Re: [PATCH v6 6/6] blame: use a fingerprint heuristic to match ignored lines
- Date: Sun, 14 Apr 2019 10:41:26 +0100
- From: Michael Platings <michael@xxxxxxxxx>
- Subject: Re: [PATCH v6 6/6] blame: use a fingerprint heuristic to match ignored lines
> - I wonder if the hash used here can replace what is used in
> diffcore-delta.c as an improvement (or obviously vice versa), as
> using two (or more) ad-hoc fingerprinting function without having
> a clear reason why we need two instead of a unified one feels
> like a bad idea.
If I understand correctly, the algorithm in diffcore-delta.c is
intended to match files that contain identical lines (or 64-byte
chunks). The fingerprinting that Barret & I are talking about is
intended to match lines that contain identical byte pairs.
With significant refactoring, you could make the diffcore-delta
algorithm apply in both cases but I think the end result would be
longer and more complicated than keeping the two separate.

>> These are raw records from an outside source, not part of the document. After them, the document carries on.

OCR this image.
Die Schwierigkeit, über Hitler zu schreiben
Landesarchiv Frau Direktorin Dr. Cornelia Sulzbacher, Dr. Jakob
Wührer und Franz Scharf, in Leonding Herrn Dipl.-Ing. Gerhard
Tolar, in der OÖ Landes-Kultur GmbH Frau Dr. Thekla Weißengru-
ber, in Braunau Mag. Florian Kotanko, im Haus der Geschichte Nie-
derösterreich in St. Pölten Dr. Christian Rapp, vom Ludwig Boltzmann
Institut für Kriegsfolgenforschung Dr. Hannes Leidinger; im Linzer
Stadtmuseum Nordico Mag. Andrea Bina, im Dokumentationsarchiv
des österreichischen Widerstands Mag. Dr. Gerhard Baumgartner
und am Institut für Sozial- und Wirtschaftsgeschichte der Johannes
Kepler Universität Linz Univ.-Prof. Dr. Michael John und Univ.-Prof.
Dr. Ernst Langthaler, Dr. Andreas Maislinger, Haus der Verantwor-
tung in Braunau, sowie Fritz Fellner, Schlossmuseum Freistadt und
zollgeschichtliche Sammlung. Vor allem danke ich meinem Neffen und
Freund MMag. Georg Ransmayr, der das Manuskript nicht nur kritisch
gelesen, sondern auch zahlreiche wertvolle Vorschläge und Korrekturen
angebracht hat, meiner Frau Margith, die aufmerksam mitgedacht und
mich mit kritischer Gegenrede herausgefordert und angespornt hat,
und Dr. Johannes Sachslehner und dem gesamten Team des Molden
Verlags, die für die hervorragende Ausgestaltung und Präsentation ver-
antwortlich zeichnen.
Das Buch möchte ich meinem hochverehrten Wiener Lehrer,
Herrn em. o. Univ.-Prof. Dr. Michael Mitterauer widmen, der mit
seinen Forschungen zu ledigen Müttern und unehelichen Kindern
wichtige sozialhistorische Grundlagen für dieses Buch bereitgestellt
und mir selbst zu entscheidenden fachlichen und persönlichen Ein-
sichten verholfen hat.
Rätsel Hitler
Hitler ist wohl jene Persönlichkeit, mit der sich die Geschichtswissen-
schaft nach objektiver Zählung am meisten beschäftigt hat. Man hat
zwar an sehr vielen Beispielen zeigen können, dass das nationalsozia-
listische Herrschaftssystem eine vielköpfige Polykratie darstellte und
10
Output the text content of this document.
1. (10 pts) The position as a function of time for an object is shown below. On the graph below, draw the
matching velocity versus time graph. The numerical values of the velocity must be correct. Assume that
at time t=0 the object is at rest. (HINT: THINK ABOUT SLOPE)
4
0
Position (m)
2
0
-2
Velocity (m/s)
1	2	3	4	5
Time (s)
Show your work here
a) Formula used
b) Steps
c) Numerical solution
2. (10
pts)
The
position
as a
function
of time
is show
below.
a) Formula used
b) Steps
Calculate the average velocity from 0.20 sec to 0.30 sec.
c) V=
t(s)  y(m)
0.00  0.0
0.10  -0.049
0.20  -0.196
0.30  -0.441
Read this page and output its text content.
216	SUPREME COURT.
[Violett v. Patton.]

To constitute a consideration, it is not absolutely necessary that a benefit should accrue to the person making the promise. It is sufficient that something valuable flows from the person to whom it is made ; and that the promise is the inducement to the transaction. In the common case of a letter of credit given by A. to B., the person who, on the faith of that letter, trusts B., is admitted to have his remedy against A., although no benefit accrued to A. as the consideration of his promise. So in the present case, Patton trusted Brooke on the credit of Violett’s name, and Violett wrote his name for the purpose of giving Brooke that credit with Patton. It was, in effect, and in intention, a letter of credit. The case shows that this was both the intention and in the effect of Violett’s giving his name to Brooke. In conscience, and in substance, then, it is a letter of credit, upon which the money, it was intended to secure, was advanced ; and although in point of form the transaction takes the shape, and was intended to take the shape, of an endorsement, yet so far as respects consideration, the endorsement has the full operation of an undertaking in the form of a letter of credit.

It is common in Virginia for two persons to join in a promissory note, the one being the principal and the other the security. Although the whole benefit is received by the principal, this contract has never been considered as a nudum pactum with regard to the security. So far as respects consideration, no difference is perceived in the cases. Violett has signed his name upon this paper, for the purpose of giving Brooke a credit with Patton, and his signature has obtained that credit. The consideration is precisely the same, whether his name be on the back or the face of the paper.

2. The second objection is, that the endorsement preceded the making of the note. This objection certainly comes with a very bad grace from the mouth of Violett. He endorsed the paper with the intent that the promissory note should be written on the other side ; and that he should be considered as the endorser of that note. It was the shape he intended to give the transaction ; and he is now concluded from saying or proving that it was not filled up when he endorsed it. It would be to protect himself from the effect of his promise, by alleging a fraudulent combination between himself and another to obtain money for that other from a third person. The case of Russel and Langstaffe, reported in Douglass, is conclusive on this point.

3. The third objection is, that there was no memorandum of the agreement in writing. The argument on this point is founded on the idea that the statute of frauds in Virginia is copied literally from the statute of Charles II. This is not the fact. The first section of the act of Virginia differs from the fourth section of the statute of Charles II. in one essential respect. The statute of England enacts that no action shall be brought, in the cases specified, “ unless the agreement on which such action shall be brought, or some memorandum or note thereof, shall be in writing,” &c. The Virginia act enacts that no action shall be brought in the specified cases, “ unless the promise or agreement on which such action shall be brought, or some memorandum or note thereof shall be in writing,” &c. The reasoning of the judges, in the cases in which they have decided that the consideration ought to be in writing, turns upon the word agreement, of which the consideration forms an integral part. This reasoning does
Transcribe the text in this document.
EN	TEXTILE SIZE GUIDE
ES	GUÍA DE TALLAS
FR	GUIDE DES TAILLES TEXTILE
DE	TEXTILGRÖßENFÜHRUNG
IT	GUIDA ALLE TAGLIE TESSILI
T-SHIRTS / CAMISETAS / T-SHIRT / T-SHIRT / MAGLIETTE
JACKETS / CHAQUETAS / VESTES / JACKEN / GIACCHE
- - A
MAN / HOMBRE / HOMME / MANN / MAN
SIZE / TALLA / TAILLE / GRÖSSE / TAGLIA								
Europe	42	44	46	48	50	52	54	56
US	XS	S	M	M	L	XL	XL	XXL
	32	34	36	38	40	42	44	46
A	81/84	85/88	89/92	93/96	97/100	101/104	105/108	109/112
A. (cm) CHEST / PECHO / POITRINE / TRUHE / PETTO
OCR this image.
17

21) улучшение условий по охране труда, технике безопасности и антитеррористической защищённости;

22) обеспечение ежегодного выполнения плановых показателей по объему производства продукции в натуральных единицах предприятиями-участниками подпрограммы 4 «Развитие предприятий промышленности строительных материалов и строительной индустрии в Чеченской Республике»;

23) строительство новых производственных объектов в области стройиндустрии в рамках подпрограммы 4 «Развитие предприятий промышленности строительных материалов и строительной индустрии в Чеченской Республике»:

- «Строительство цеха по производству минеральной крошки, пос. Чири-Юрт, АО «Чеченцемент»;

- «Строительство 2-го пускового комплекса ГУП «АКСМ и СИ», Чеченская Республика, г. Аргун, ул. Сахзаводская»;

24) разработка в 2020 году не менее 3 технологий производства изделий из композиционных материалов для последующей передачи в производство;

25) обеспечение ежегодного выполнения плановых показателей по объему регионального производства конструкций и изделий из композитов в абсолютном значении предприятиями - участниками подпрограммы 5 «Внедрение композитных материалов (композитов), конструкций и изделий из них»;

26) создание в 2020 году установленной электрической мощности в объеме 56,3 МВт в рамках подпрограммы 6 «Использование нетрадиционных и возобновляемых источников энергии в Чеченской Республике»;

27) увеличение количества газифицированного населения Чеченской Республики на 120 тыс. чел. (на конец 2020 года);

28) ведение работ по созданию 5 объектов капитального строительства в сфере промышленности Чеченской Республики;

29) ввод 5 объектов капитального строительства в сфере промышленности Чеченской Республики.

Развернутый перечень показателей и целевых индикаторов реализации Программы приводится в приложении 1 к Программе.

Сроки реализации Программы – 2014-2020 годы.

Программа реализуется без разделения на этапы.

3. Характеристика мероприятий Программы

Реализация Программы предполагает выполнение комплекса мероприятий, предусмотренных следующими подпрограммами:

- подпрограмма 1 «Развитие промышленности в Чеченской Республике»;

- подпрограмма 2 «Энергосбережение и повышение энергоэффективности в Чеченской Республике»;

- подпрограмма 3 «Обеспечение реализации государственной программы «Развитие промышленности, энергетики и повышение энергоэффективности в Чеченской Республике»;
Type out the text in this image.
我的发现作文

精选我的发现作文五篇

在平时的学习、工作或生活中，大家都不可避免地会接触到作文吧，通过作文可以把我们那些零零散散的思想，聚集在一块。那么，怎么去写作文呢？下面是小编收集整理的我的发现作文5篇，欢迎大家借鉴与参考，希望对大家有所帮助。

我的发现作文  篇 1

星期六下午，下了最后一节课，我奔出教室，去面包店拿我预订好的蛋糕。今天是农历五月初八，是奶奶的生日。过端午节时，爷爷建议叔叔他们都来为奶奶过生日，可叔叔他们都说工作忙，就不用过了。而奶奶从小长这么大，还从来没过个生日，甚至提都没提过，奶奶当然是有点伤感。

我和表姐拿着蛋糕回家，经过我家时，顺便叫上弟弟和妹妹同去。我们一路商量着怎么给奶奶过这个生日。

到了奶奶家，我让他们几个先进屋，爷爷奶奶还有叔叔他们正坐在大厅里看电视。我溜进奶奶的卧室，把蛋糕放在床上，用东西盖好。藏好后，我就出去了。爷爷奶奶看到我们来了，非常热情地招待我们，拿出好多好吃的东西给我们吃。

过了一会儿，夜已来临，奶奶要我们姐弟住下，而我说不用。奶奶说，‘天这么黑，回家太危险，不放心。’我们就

Unlike hashing a line, hashing a byte pair is trivial. Unlike hashing
lines, all except the first and last bytes are included in two
"hashes" - "hello" is hashed to "he", "el", "ll", "lo".
So based on my limited understanding of diffcore-delta.c I think the
two are algorithms are sufficiently different in intent and in
implementation that it's appropriate to keep them separate.
Regarding the "old heuristic" I think there may still be a use case
for that but I'll expand on that later.